When I was still farming, the first year that dad wasn’t actively farming on his own any more and had rented us all his land, I was negotiating with him on when he wanted to get paid the rent (in the current year or after January 1). When he offered to defer to the new year since he had enough old crop sold already, I thanked him while admitting that it would help us since we were tight on cash for the next couple months. His reply was, “I thought you said this farm was profitable.” I told him it was, yet he wasn’t able to recognize that even though we weren’t flush with cash at that moment, we were profitable.

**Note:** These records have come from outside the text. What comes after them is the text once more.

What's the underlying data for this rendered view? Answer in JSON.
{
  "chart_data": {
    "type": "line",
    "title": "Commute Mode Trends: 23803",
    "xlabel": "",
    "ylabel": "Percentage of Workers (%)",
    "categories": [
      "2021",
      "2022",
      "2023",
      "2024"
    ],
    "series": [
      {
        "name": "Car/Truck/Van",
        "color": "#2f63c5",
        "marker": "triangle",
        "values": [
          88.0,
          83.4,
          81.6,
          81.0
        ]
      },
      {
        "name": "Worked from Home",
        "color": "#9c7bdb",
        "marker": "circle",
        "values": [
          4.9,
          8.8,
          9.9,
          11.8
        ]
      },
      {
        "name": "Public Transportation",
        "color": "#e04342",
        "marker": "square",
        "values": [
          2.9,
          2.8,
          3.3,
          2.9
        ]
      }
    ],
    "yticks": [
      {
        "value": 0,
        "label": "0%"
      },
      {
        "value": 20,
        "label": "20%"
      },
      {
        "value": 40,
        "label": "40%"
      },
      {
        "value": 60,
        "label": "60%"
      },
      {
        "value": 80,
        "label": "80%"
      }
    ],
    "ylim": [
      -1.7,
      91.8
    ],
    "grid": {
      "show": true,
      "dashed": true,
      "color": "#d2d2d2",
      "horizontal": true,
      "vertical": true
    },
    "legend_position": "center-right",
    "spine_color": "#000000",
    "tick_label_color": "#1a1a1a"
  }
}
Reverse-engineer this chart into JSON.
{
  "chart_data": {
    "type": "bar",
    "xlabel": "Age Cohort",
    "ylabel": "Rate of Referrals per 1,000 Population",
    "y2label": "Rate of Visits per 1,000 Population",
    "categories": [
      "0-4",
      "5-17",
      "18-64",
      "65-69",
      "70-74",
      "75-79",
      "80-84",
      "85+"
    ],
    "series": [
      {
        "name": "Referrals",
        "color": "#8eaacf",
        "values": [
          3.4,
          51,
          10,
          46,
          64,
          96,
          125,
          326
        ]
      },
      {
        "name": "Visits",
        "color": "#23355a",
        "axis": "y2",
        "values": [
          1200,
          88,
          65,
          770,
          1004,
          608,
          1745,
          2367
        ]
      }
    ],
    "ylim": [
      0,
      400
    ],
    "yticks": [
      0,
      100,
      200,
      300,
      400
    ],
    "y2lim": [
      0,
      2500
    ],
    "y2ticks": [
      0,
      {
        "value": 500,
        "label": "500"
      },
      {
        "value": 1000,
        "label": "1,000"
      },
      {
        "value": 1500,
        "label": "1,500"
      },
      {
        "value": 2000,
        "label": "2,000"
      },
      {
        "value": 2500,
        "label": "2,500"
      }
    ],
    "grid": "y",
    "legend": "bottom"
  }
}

Often times when working with clients, I am offered a projection that they might have built on their own. Whether they call it a profit projection or a cash flow projection, it usually is a combination of both: it contains cash flow items like loan payments as well as expense items like (non-cash) depreciation. Doing so makes the result of the exercise look much worse that it actually might be.
Profitable businesses run into cash flow challenges at times; unprofitable businesses run into cash flow challenges most of the time. To rectify the issue, one must first know whether the problem is profitability or cash flow.

Problem vs. Opportunity

Recently, I read an article written by a farm advisor that described the panic of a client who hedged 30% of his new crop production at a profitable price. The panic was because the market had moved higher. His view was that this was a problem, but the advisor patiently guided him through the reality that this was actually an opportunity to price more crop.
The producer viewed the situation as a problem because he felt he “missed out” on selling for a higher price.  The reality was that he was already priced at a profit (a meager one, but still a profit) and now had the opportunity to price in even more profit. Sadly it seems he would have been happier if the market had moved down because his hedge would have been even more in the money despite the fact that the remaining 70% of his new crop was unpriced and might then be unprofitable…

To Plan for Prosperity

Objectivity can be difficult to maintain when making business decisions. I know; occasionally I have the same difficulty in my own business, and that is why I have a business advisor.

As entrepreneurs, we get caught up in what we’re doing, what we’re trying to solve, or what we’re working to create. We can get so engrossed in our own ideas that we sometimes fail to see what is blatantly obvious, that which can bring faster results, a more desirable outcome, or just less stress. Garnering the perspective from someone outside our business is a great way to test our outlook.